Ashtanga Yoga is a strong dynamic often challenging but extremely rewarding form of yoga. Physically, mentally & spiritually it confronts us with our weaknesses so we are able to acknowledge & move through them. The methodical system was honed by the late Pattabhi Jois from KPJAYI Mysore & continues with his grandson Sharath. It is usually practiced daily as a self practise in a studio, in a group counted led class or one to one. There are 4 series, made up of a set of postures, practiced one after the other in succession, the movements seamlessly linked with healthy alignment, by the in breath & the outbreath, known as the ‘ujjayi’ or victorious breath. This helps to build the inner ‘agni’, a purifying heat that aids sweating, detoxifies the systems & stills the mental chatter ‘citta vrittis’, bringing about a sense of equanimity, peace and overtime with continuous practice transformation – a strong, flexible, balanced aligned mind, body & spirit. We will start by focusing on the Primary Series – Yoga Chikitsa.
Restorative Yoga is about slowing down and opening your body through passive stretching. It stimulates the vagal nerve connection to the bodies parasympathetic nervous system, slowing the heart rate, deepening and elongating the breath, encouraging better peristalsis & digestion, immune functioning & other body procesesses. In a class you may hardly move and only do just a few postures, each held for 5mins or more, supported by props that allow you to sink, relax and stretch deeply. Restorative poses include light twists, seated forward folds & gentle backbends, based on the teachings of BKS Iyengar. They help provide physical & mental balance, which prevents stress and anxiety. Benefits include enhanced flexibility, deep relaxation, stilling of the mind, improved healing abilities, a rebalancing of the nervous system, a boost to the immune system and moods lifted, develops qualities of compassion & better understanding towards others & self.
Yin yoga is usually a gentle passive form of yoga, which targets the connective tissue, body fascia and joints, rather than musculature. Postures are usually supine or seated and individually held for 3-5mins to work into the body. When injuries have been sustained the body/mind can become uncomfortable in certain challenging poses, which is when the breathwork is extremely necessary. Usually yin yoga is a deeply restorative practice which compliments a more yang active vinyasa practise and brings about a profound sense of relaxation.
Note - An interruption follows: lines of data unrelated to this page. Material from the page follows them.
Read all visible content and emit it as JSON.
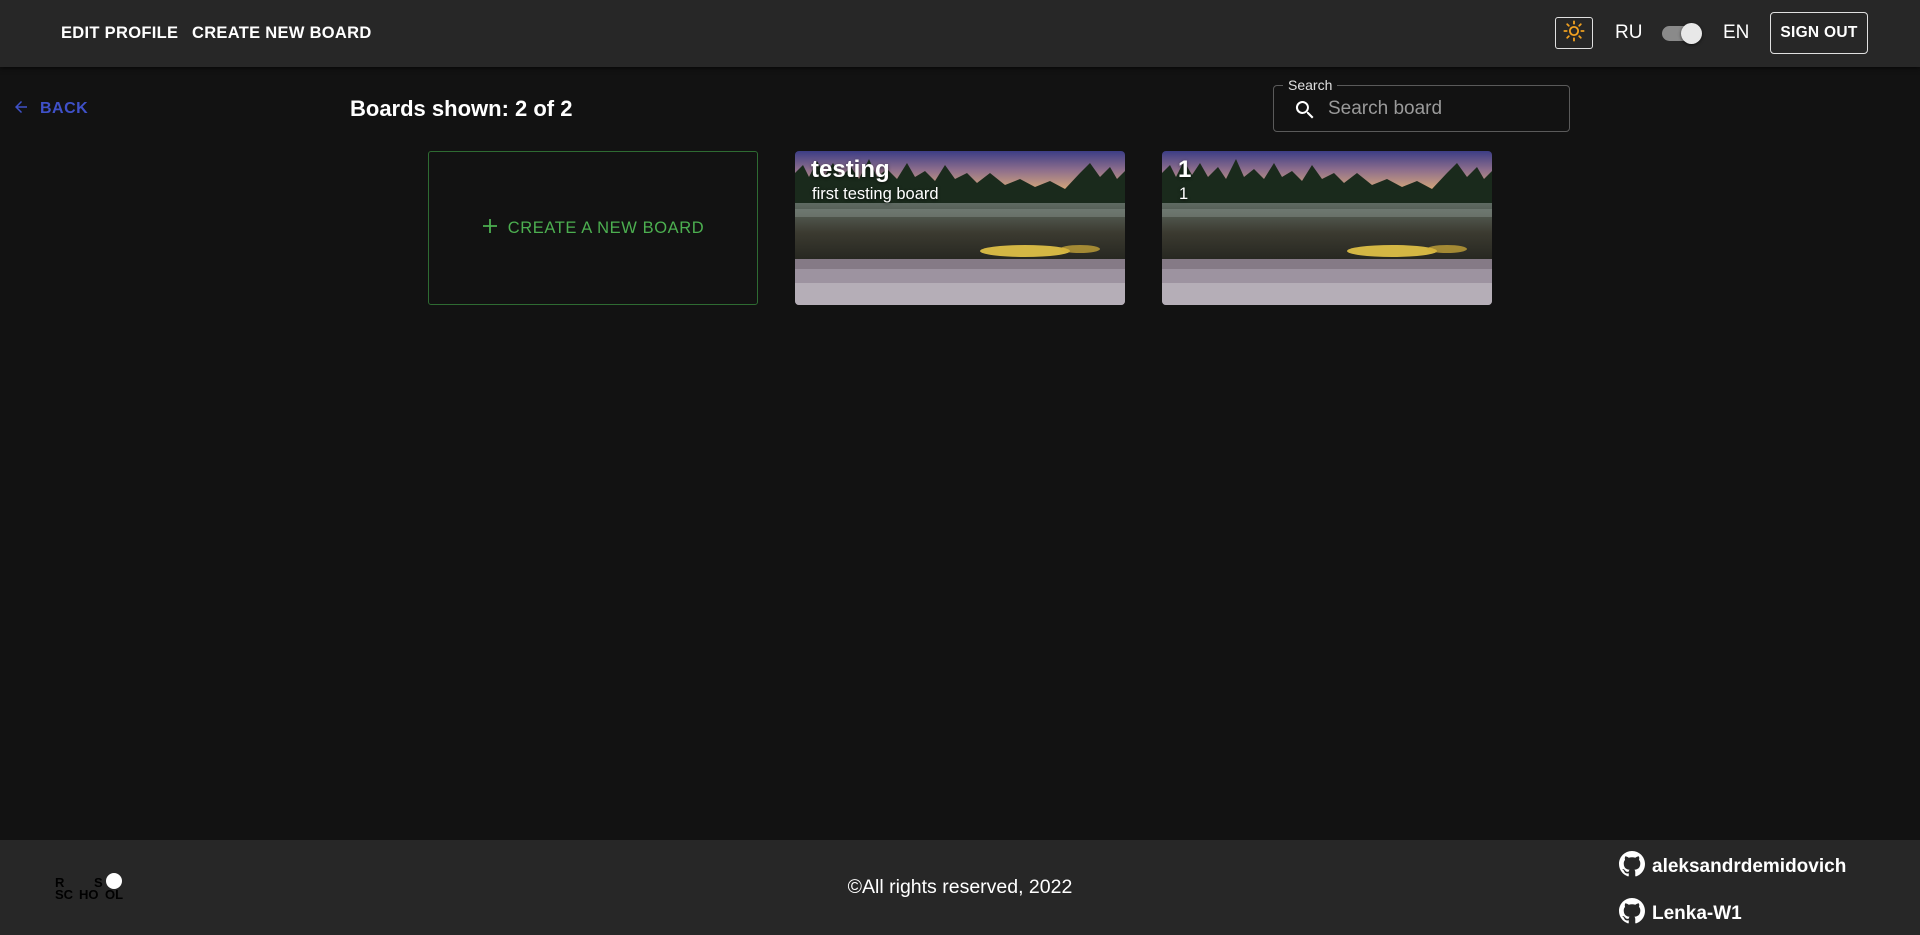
{
  "header": {
    "nav": {
      "edit_profile": "EDIT PROFILE",
      "create_new_board": "CREATE NEW BOARD"
    },
    "theme_icon": "sun-icon",
    "lang_left": "RU",
    "lang_right": "EN",
    "lang_toggle_on": true,
    "sign_out": "SIGN OUT"
  },
  "main": {
    "back": "BACK",
    "boards_shown": "Boards shown: 2 of 2",
    "search": {
      "label": "Search",
      "placeholder": "Search board",
      "value": ""
    },
    "create_card_label": "CREATE A NEW BOARD",
    "boards": [
      {
        "title": "testing",
        "description": "first testing board"
      },
      {
        "title": "1",
        "description": "1"
      }
    ]
  },
  "footer": {
    "logo_letters": [
      "R",
      "S",
      "SC",
      "HO",
      "OL"
    ],
    "copyright": "©All rights reserved, 2022",
    "authors": [
      "aleksandrdemidovich",
      "Lenka-W1"
    ]
  },
  "colors": {
    "background": "#121212",
    "header": "#272727",
    "back_link": "#3f51c8",
    "create_card": "#4caf50",
    "sun": "#f0a020"
  }
}
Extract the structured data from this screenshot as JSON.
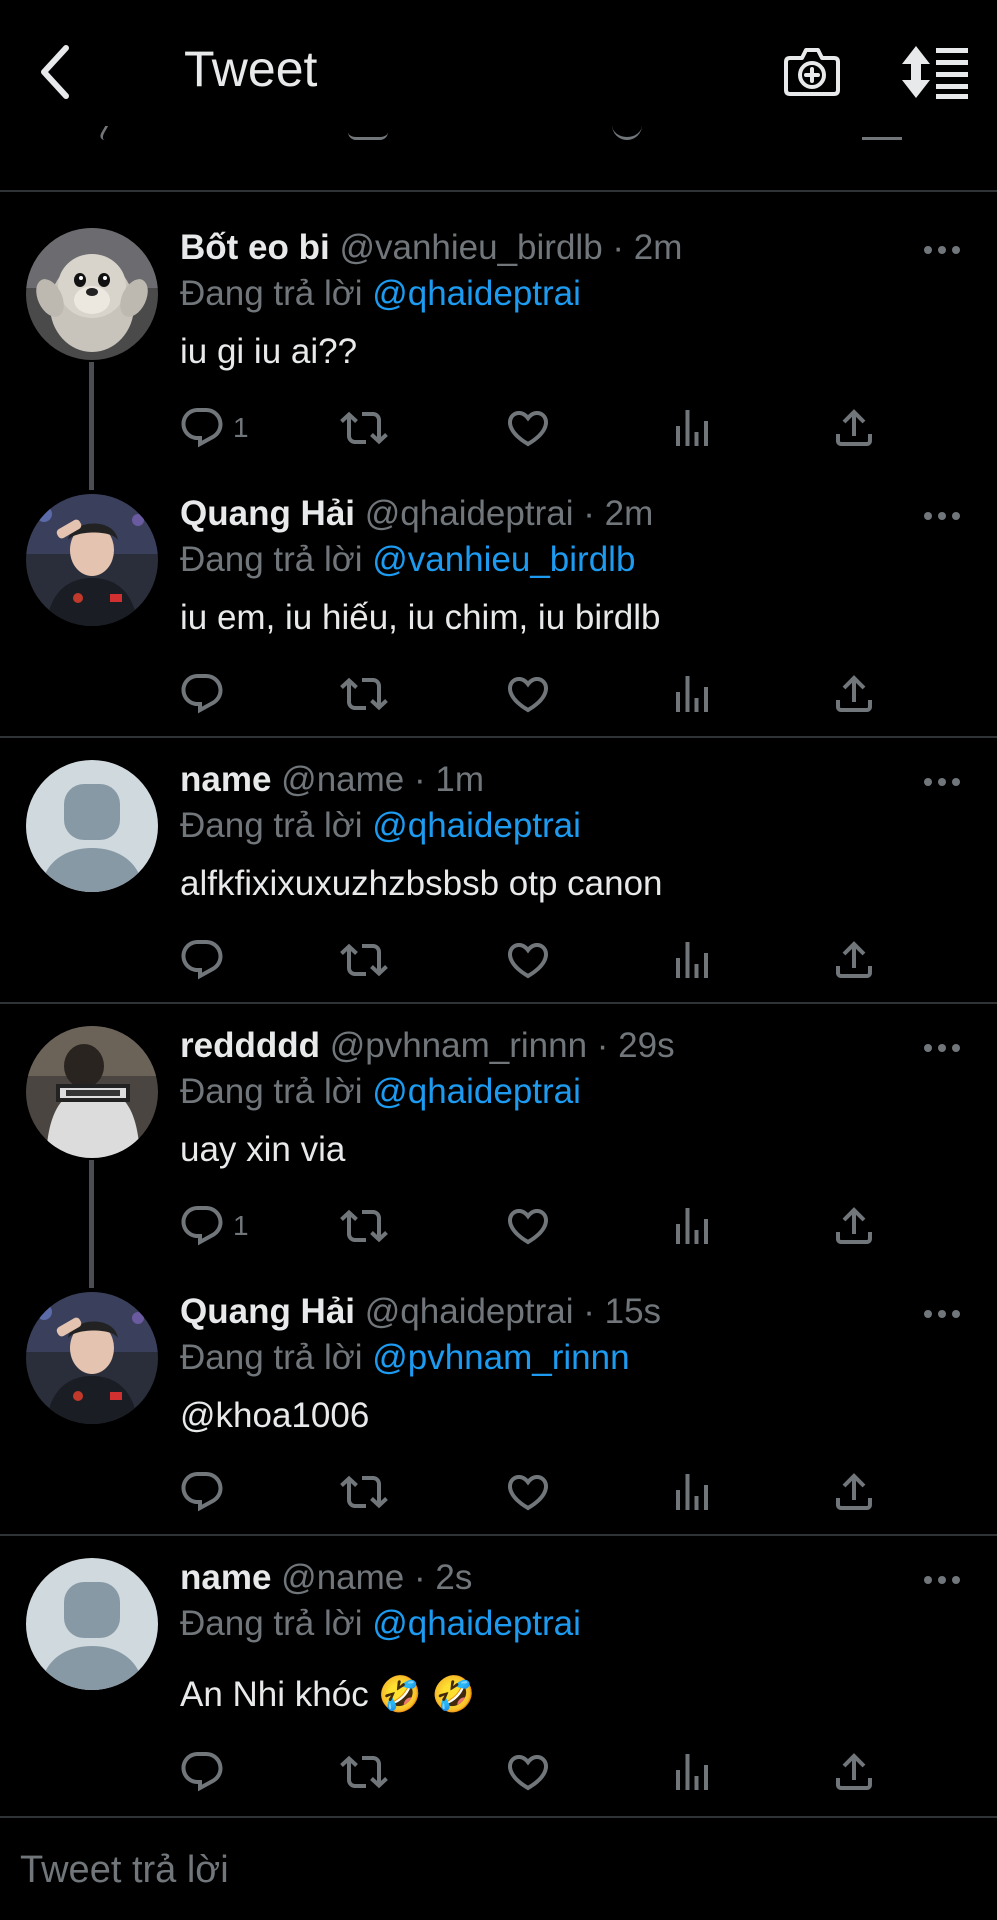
{
  "header": {
    "title": "Tweet",
    "back_icon": "chevron-left-icon",
    "camera_icon": "camera-plus-icon",
    "sort_icon": "sort-replies-icon"
  },
  "colors": {
    "background": "#000000",
    "text": "#e7e9ea",
    "muted": "#71767b",
    "link": "#1d9bf0",
    "divider": "#2f3336"
  },
  "tweets": [
    {
      "display_name": "Bốt eo bi",
      "handle": "@vanhieu_birdlb",
      "time": "· 2m",
      "reply_prefix": "Đang trả lời",
      "reply_to": "@qhaideptrai",
      "text": "iu gi iu ai??",
      "reply_count": "1",
      "avatar": "penguin-plush-avatar"
    },
    {
      "display_name": "Quang Hải",
      "handle": "@qhaideptrai",
      "time": "· 2m",
      "reply_prefix": "Đang trả lời",
      "reply_to": "@vanhieu_birdlb",
      "text": "iu em, iu hiếu, iu chim, iu birdlb",
      "reply_count": "",
      "avatar": "salute-photo-avatar"
    },
    {
      "display_name": "name",
      "handle": "@name",
      "time": "· 1m",
      "reply_prefix": "Đang trả lời",
      "reply_to": "@qhaideptrai",
      "text": "alfkfixixuxuzhzbsbsb otp canon",
      "reply_count": "",
      "avatar": "default-avatar"
    },
    {
      "display_name": "reddddd",
      "handle": "@pvhnam_rinnn",
      "time": "· 29s",
      "reply_prefix": "Đang trả lời",
      "reply_to": "@qhaideptrai",
      "text": "uay xin via",
      "reply_count": "1",
      "avatar": "jacket-photo-avatar"
    },
    {
      "display_name": "Quang Hải",
      "handle": "@qhaideptrai",
      "time": "· 15s",
      "reply_prefix": "Đang trả lời",
      "reply_to": "@pvhnam_rinnn",
      "text": "@khoa1006",
      "reply_count": "",
      "avatar": "salute-photo-avatar"
    },
    {
      "display_name": "name",
      "handle": "@name",
      "time": "· 2s",
      "reply_prefix": "Đang trả lời",
      "reply_to": "@qhaideptrai",
      "text": "An Nhi khóc 🤣 🤣",
      "reply_count": "",
      "avatar": "default-avatar"
    }
  ],
  "compose": {
    "placeholder": "Tweet trả lời"
  }
}
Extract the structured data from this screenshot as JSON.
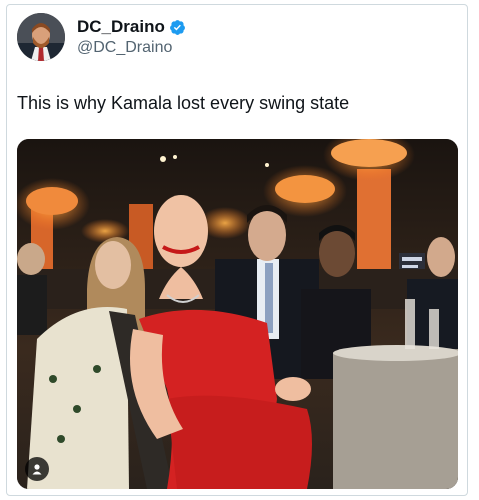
{
  "author": {
    "display_name": "DC_Draino",
    "handle": "@DC_Draino",
    "verified": true,
    "verified_color": "#1d9bf0"
  },
  "tweet": {
    "text": "This is why Kamala lost every swing state"
  },
  "icons": {
    "verified": "verified-badge-icon",
    "media_tag": "person-tag-icon"
  },
  "colors": {
    "text_primary": "#0f1419",
    "text_secondary": "#536471",
    "border": "#cfd9de"
  }
}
I first found yoga in a community centre when 17, with my enjoyment of movement manifesting in sports and dance from a very young age. I also practised Wing Chun martial arts avidly for 7yrs previous to rediscovering yoga which I have been practicing regularly since 2000. I explored different forms of yoga with various teachers, Oz (Hatha & Shadow Yoga @Globe House), Yoga & Meditation @The London Buddhist Centre Bethnal Green and Sama Fabian & Angelica Grohman, Aurolab Teacher Training (Iyengar & Sri Aurobindo [email protected] Yoga Place). As my practice deepened a friend introduced me to Ashtanga at AYL Diorama with Hamish Hendry & I became totally absorbed completing the Primary Series, travelling to India and Mysore in 2005 for the first time & meeting Pattabhi Jois’s for his 90th birthday. After giving birth to my daughter I had a break slowly returning to the Ashtanga practise in a different way. It continues to weave itself through my life, with enriching threads, colouring it with depth & meaning. I have also studied Anusara with Bridget Woods Kramer, Pregnancy Yoga with Nadia Narain, Restorative Yoga with Anna Ashby, Ashtanga with Kino & Tim, Phillipa Asher & Peter Sanson, Yoga Therapy for PTSD with Heather Mason, Yoga Therapy course with Bo Forbes and Ashtanga YogaTeacher Training with Ryan Spielman.